CETA : oui, « un mécanisme international de règlement des différends » est nécessaire

Décidément, l’Union européenne vit des heures difficiles. Après la volonté exprimée par les Britanniques de quitter l’Union, la Wallonie vient de placer les institutions européennes dans une situation diplomatiquement délicate envers le Canada, en raison notamment de son hostilité envers la cour permanente relative aux investissements (ICS) chargée de remplacer les mécanismes arbitraux (ISDS) dans le cadre du traité de libre-échange avec le Canada (CETA).

Sans que l’on ne sache encore si cet accord de libre-échange entrera un jour en vigueur, les événements récents constituent d’ores et déjà le nouvel épisode du feuilleton controversé des mécanismes internationaux de règlement des différends relatifs aux investissements. Que l’on pense seulement au feu des violentes critiques subies par l’ISDS dans le contexte du partenariat transatlantique de commerce et d’investissement (PTCI, ou TTIP en anglais). Si la critique est inévitable, tant aucun système ne peut être parfait, on peut cependant s’interroger sur les raisons de ce vif antagonisme envers ces mécanismes internationaux.

Le populisme de moins en moins rampant en Europe et ailleurs en est une malheureusement. La démagogie de certains politiques qui ont vu en la critique de l’arbitrage ISDS une opportunité facile de flatter l’électorat, à coup sûr. L’aversion idéologique chez certains responsables politiques ou associatifs que suscite la libéralisation des flux d’investissements, certainement. L’amalgame entre l’ISDS et les dérives de la mondialisation, inévitablement.

Manque de clarification

Seulement, les raisons ne sont pas uniquement à chercher dans le contexte idéologique, politique et juridique dans lequel les négociations des accords de libre-échange se tiennent. Il faut également s’intéresser à la conduite même des acteurs directs et indirects de ces négociations, notamment les « exécutifs » nationaux et européens.

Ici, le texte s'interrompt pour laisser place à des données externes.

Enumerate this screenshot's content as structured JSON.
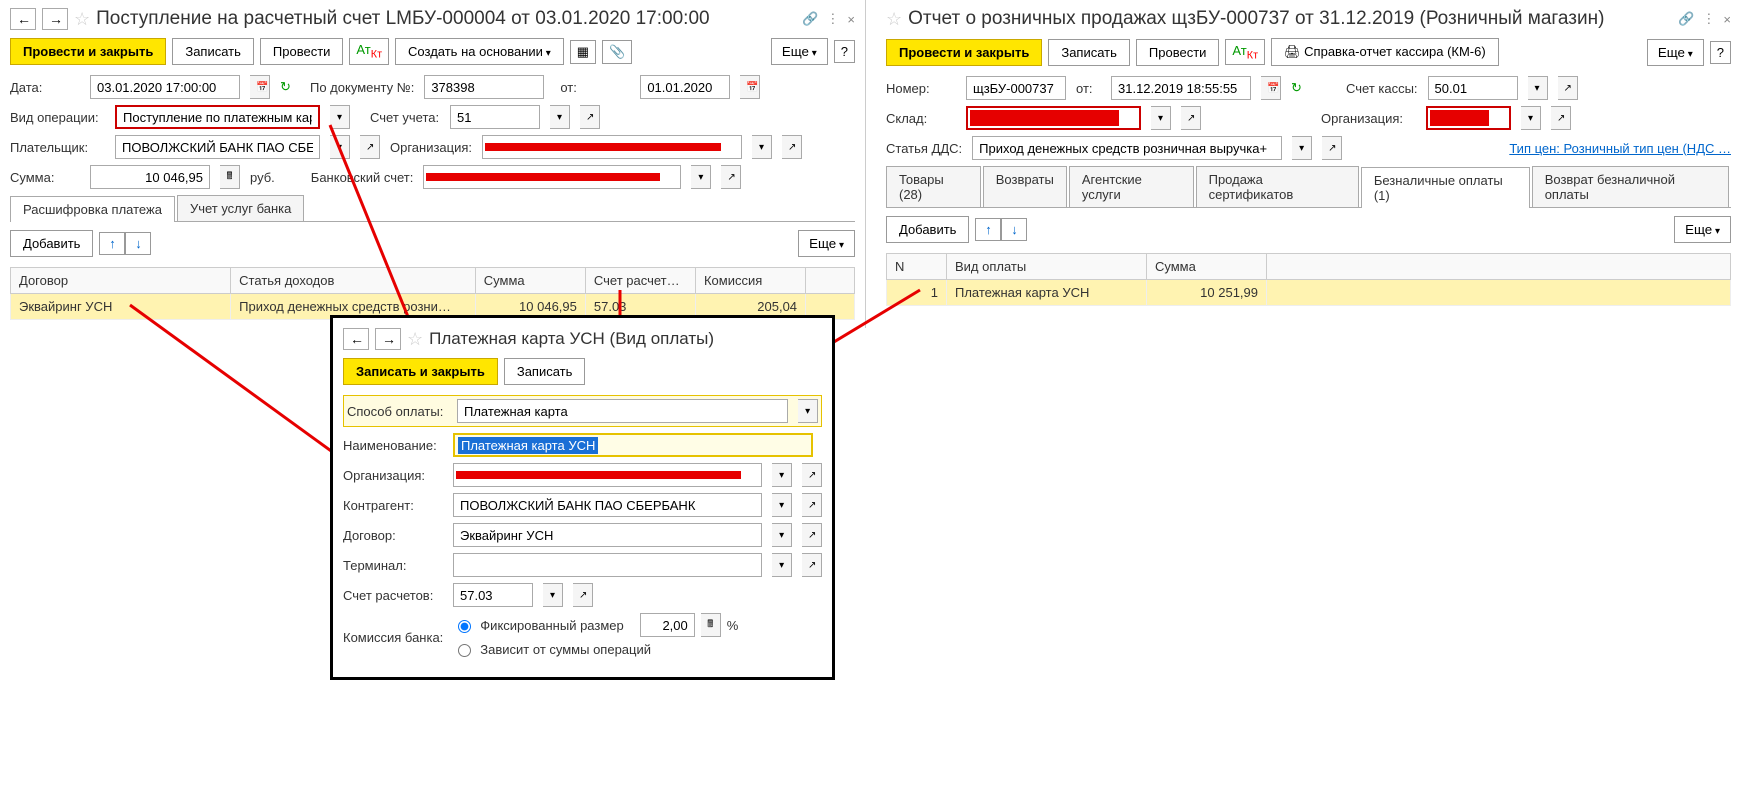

A force d’avoir acquiescé aux perceptions et croyances exprimées par une opinion publique sous-informée et mal informée, à force de pas avoir réalisé un travail de clarification et de démythification suffisant, ils ont contribué à construire une image erronée du travail des arbitres. Par là même, ils ont apporté une caution institutionnelle à la vision travestie présentée par nombre de groupes associatifs et organisations non gouvernementales.

Les exécutifs nationaux et européens sont dès lors en porte-à-faux. Contrairement à une partie de l’opinion publique européenne qui rejette catégoriquement tout mécanisme international de règlement des différends relatifs aux investissements, ils ne veulent pas s’en départir. Ce décalage leur promet à n’en pas douter d’autres déconvenues.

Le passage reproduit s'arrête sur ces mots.